The first step we need to follow is to find the slope of the perpendicular line to -2x-3y = -6.
Then, we have:
[tex]-2x-3y=-6\Rightarrow-3y=-6+2x\Rightarrow y=\frac{-6}{-3}+\frac{2}{-3}x\Rightarrow y=-\frac{2}{3}x+2[/tex]Then, the equivalent equation for the line has a slope of m1 = - 2/3. The perpendicular line must have an inverse and reciprocal to this slope, that is m2 = 3/2. The product of these slopes must be -1, that is: m1 * m2 = -2/3 * 3/2 = -1.

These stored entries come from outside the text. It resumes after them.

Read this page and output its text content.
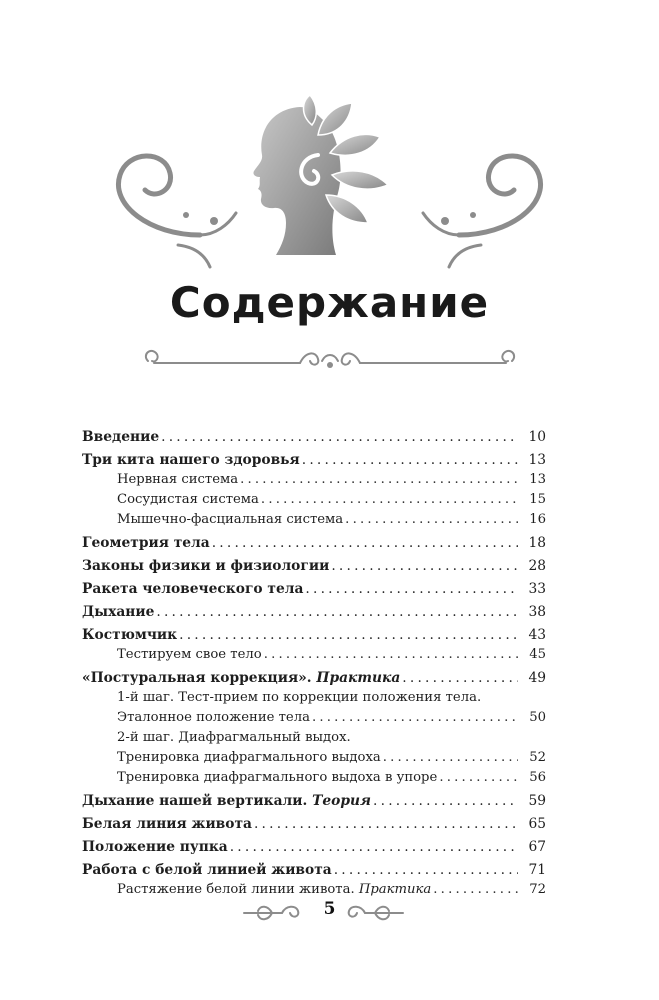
Содержание
Введение .....	10
Три кита нашего здоровья .....	13
Нервная система .....	13
Сосудистая система .....	15
Мышечно-фасциальная система .....	16
Геометрия тела .....	18
Законы физики и физиологии .....	28
Ракета человеческого тела .....	33
Дыхание .....	38
Костюмчик .....	43
Тестируем свое тело .....	45
«Постуральная коррекция». Практика .....	49
1-й шаг. Тест-прием по коррекции положения тела.
Эталонное положение тела .....	50
2-й шаг. Диафрагмальный выдох.
Тренировка диафрагмального выдоха .....	52
Тренировка диафрагмального выдоха в упоре .....	56
Дыхание нашей вертикали. Теория .....	59
Белая линия живота .....	65
Положение пупка .....	67
Работа с белой линией живота .....	71
Растяжение белой линии живота. Практика .....	72
5
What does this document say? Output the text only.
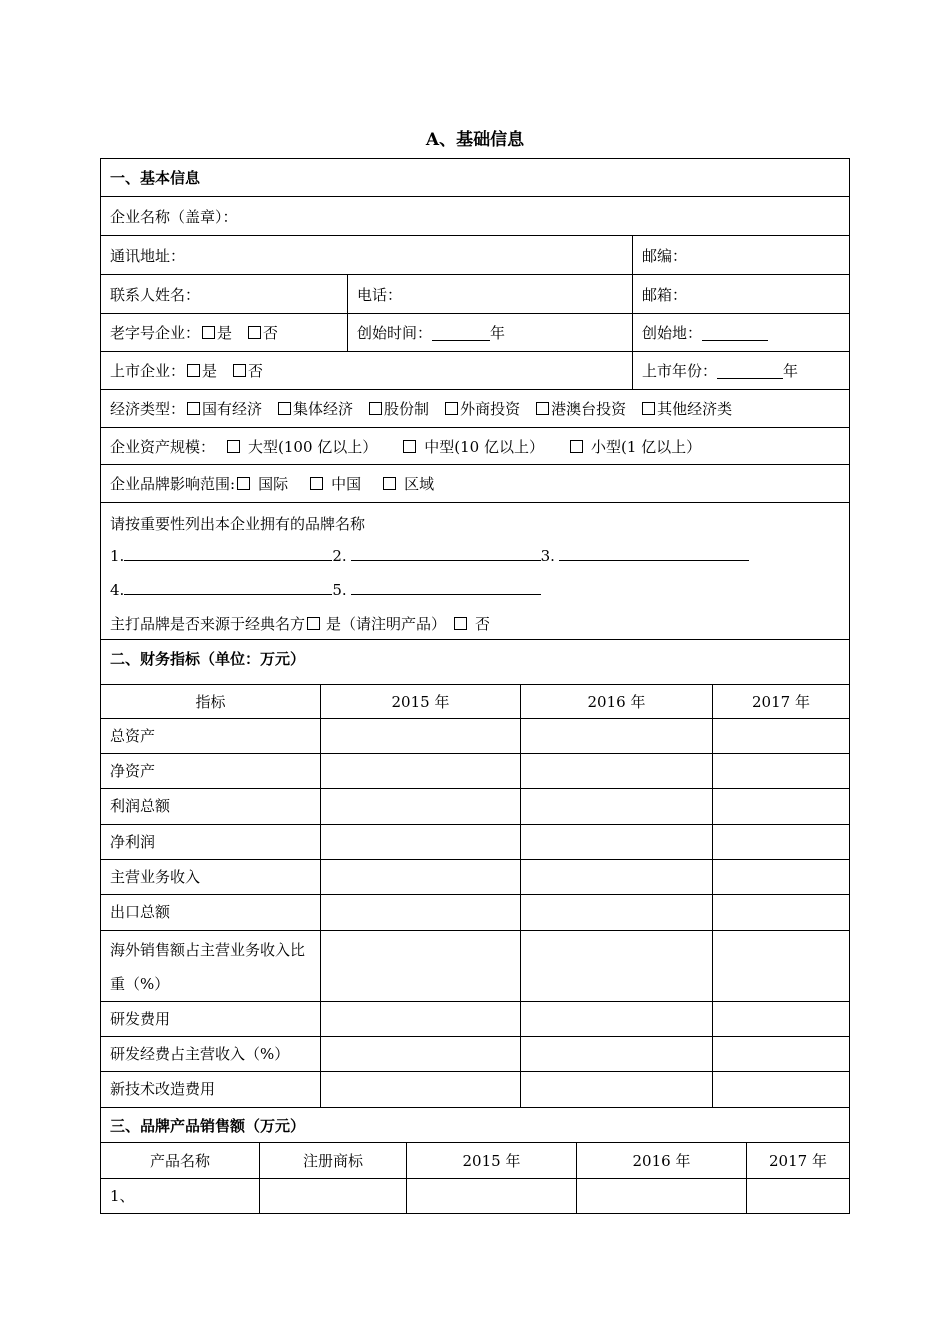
A、基础信息
一、基本信息
企业名称（盖章）：
通讯地址：	邮编：
联系人姓名：	电话：	邮箱：
老字号企业： 是 否	创始时间：	年	创始地：
上市企业： 是 否	上市年份：	年
经济类型： 国有经济 集体经济 股份制 外商投资 港澳台投资 其他经济类
企业资产规模： 大型(100 亿以上）	中型(10 亿以上）	小型(1 亿以上）
企业品牌影响范围: 国际	中国	区域
请按重要性列出本企业拥有的品牌名称
1.	2.	3.
4.	5.
主打品牌是否来源于经典名方 是（请注明产品） 否
二、财务指标（单位：万元）
指标	2015 年	2016 年	2017 年
总资产
净资产
利润总额
净利润
主营业务收入
出口总额
海外销售额占主营业务收入比重（%）
研发费用
研发经费占主营收入（%）
新技术改造费用
三、品牌产品销售额（万元）
产品名称	注册商标	2015 年	2016 年	2017 年
1、
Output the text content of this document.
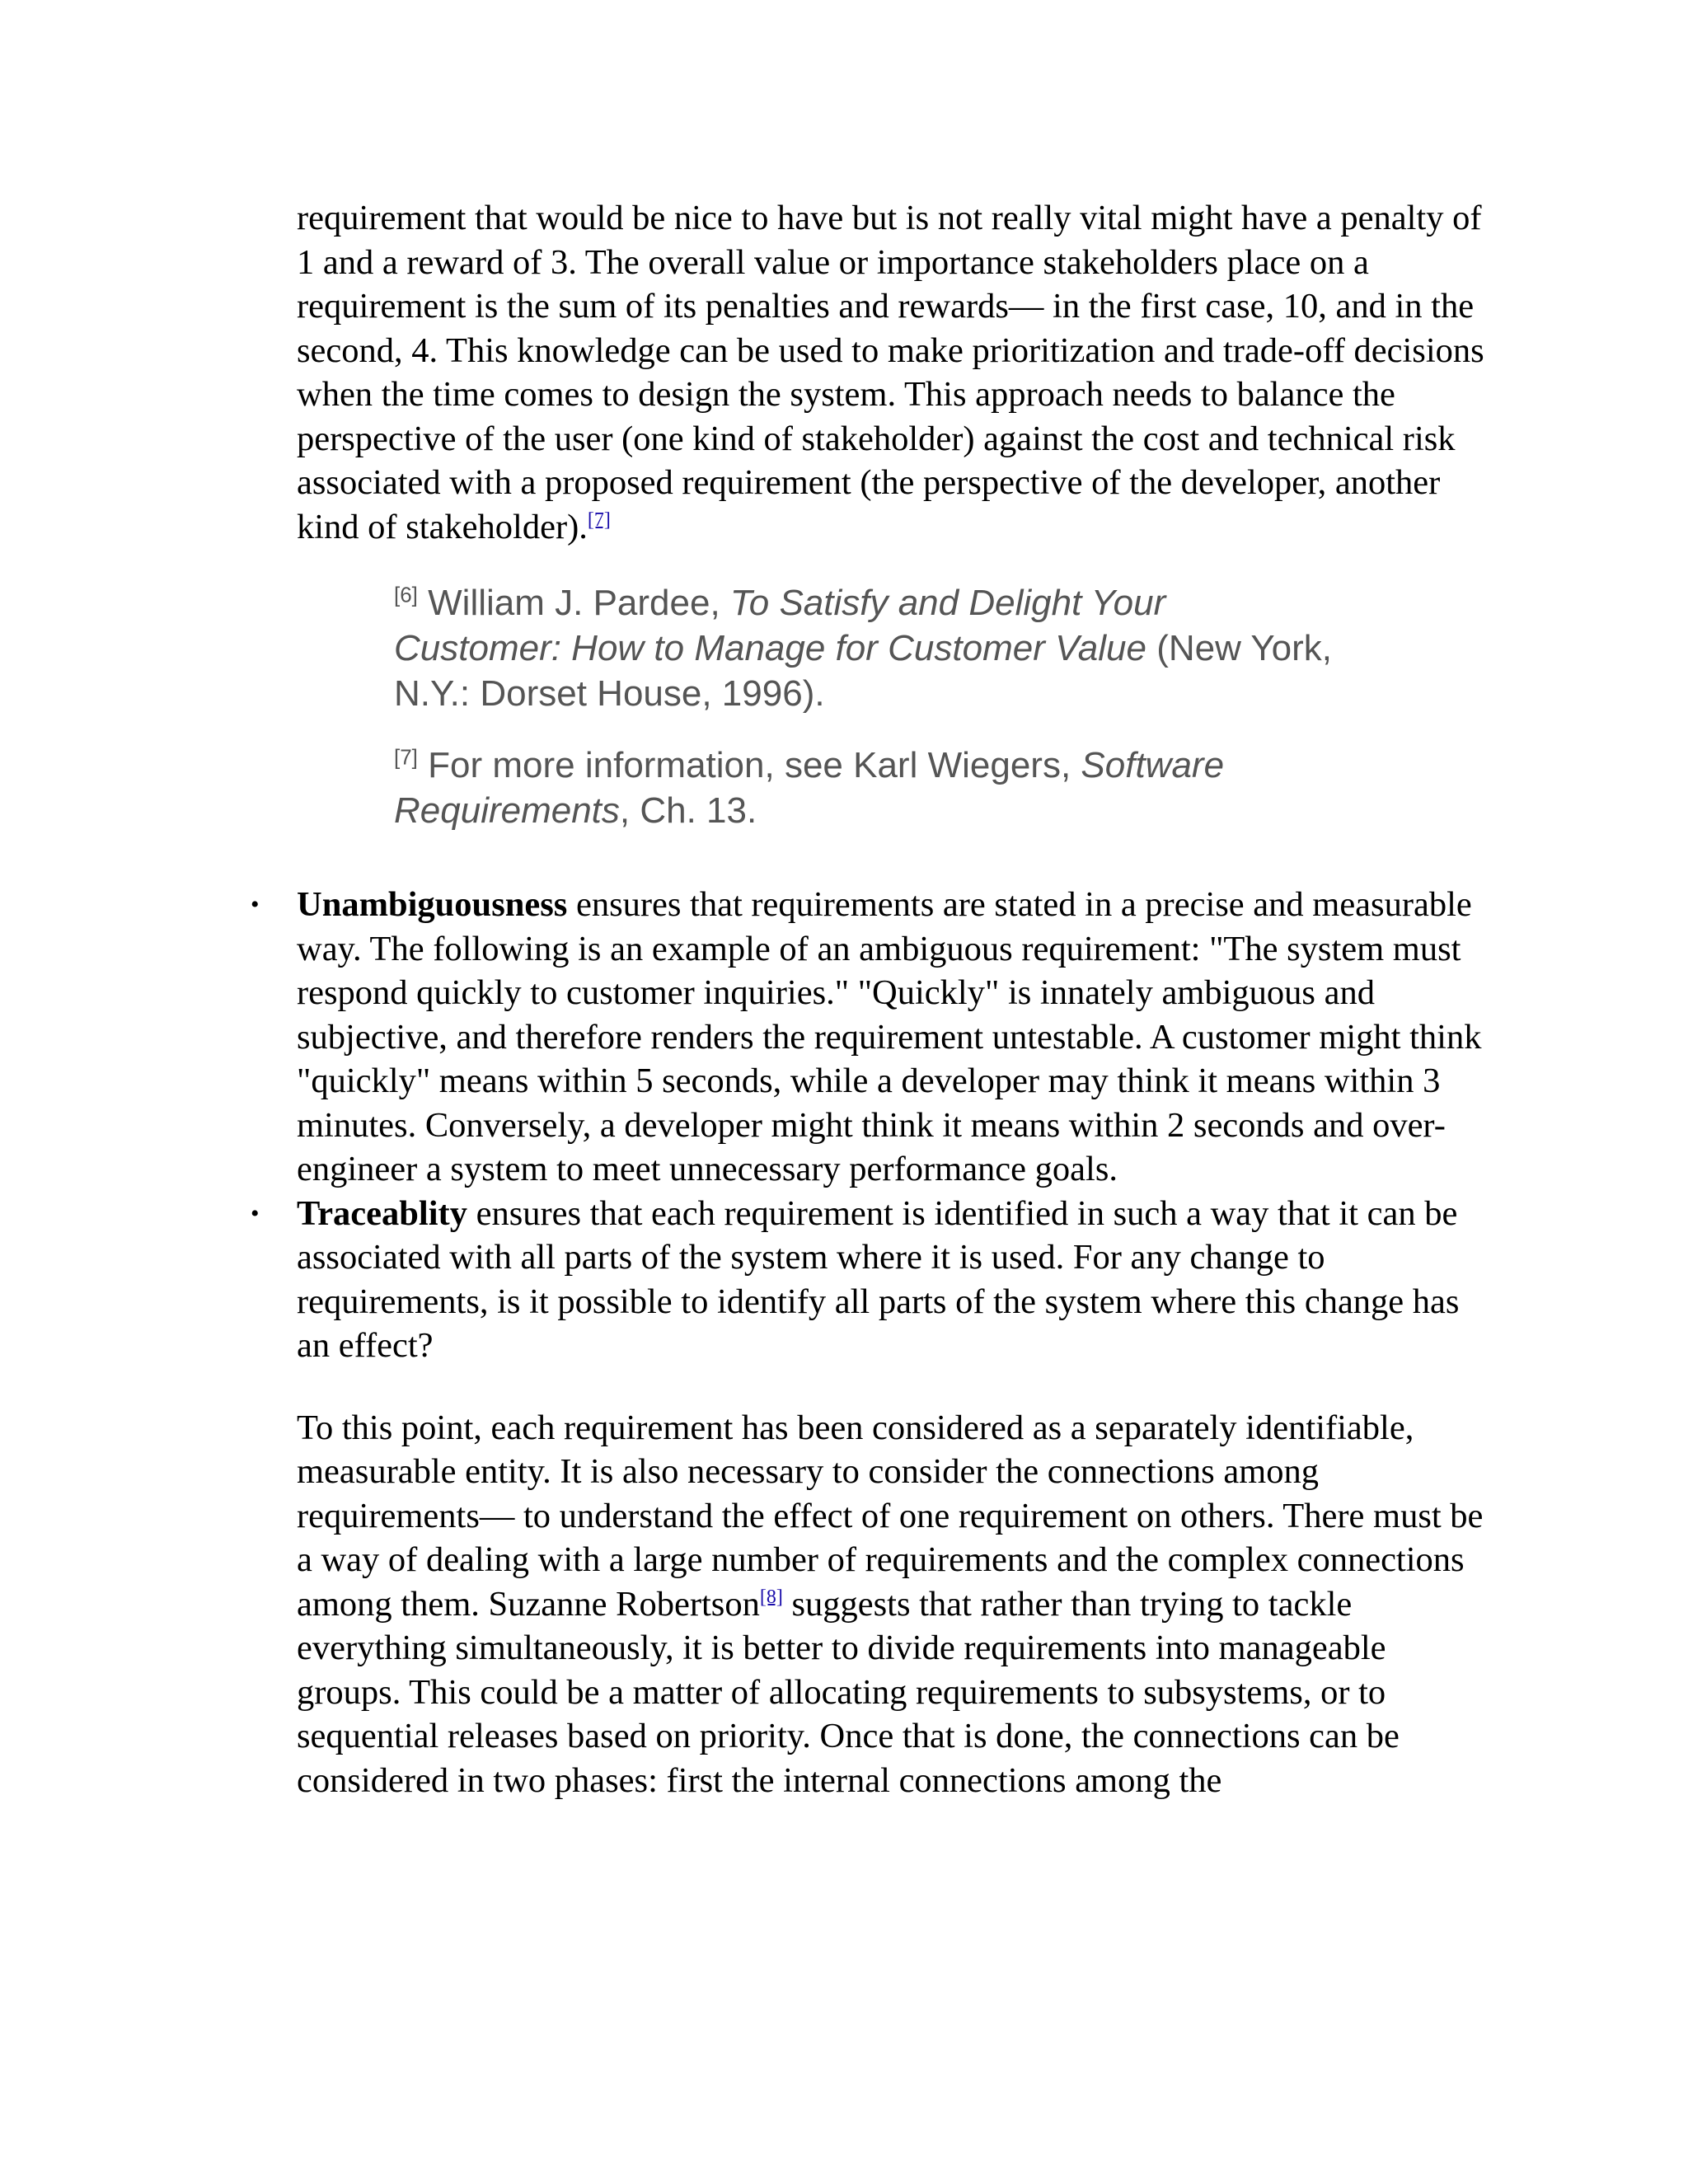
requirement that would be nice to have but is not really vital might have a penalty of 1 and a reward of 3. The overall value or importance stakeholders place on a requirement is the sum of its penalties and rewards— in the first case, 10, and in the second, 4. This knowledge can be used to make prioritization and trade-off decisions when the time comes to design the system. This approach needs to balance the perspective of the user (one kind of stakeholder) against the cost and technical risk associated with a proposed requirement (the perspective of the developer, another kind of stakeholder).[7]

[6] William J. Pardee, To Satisfy and Delight Your Customer: How to Manage for Customer Value (New York, N.Y.: Dorset House, 1996).

[7] For more information, see Karl Wiegers, Software Requirements, Ch. 13.

• Unambiguousness ensures that requirements are stated in a precise and measurable way. The following is an example of an ambiguous requirement: "The system must respond quickly to customer inquiries." "Quickly" is innately ambiguous and subjective, and therefore renders the requirement untestable. A customer might think "quickly" means within 5 seconds, while a developer may think it means within 3 minutes. Conversely, a developer might think it means within 2 seconds and over-engineer a system to meet unnecessary performance goals.
• Traceablity ensures that each requirement is identified in such a way that it can be associated with all parts of the system where it is used. For any change to requirements, is it possible to identify all parts of the system where this change has an effect?

To this point, each requirement has been considered as a separately identifiable, measurable entity. It is also necessary to consider the connections among requirements— to understand the effect of one requirement on others. There must be a way of dealing with a large number of requirements and the complex connections among them. Suzanne Robertson[8] suggests that rather than trying to tackle everything simultaneously, it is better to divide requirements into manageable groups. This could be a matter of allocating requirements to subsystems, or to sequential releases based on priority. Once that is done, the connections can be considered in two phases: first the internal connections among the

The second step is to find the line equation for the perpendicular. We know that it has a slope of m = 3/2, and that passes through the point (-5, 3). Then, we can use the point-slope form of the line:
[tex]y-y_1=m(x-x_1)[/tex][tex]y-3=\frac{3}{2}(x-(-5))\Rightarrow y-3=\frac{3}{2}(x+5)\Rightarrow y-3=\frac{3}{2}x+\frac{15}{2}[/tex]Then
[tex]y=\frac{3}{2}x+\frac{15}{2}+3\Rightarrow y=\frac{3}{2}x+\frac{21}{2}[/tex]The Standard Form of the line is of the form:
[tex]Ax+By=C[/tex]Then, taking the previous equation:
[tex]2y=3x+21\Rightarrow-3x+2y=21[/tex]Therefore, the Standard Form of the equation is -3x + 2y = 21.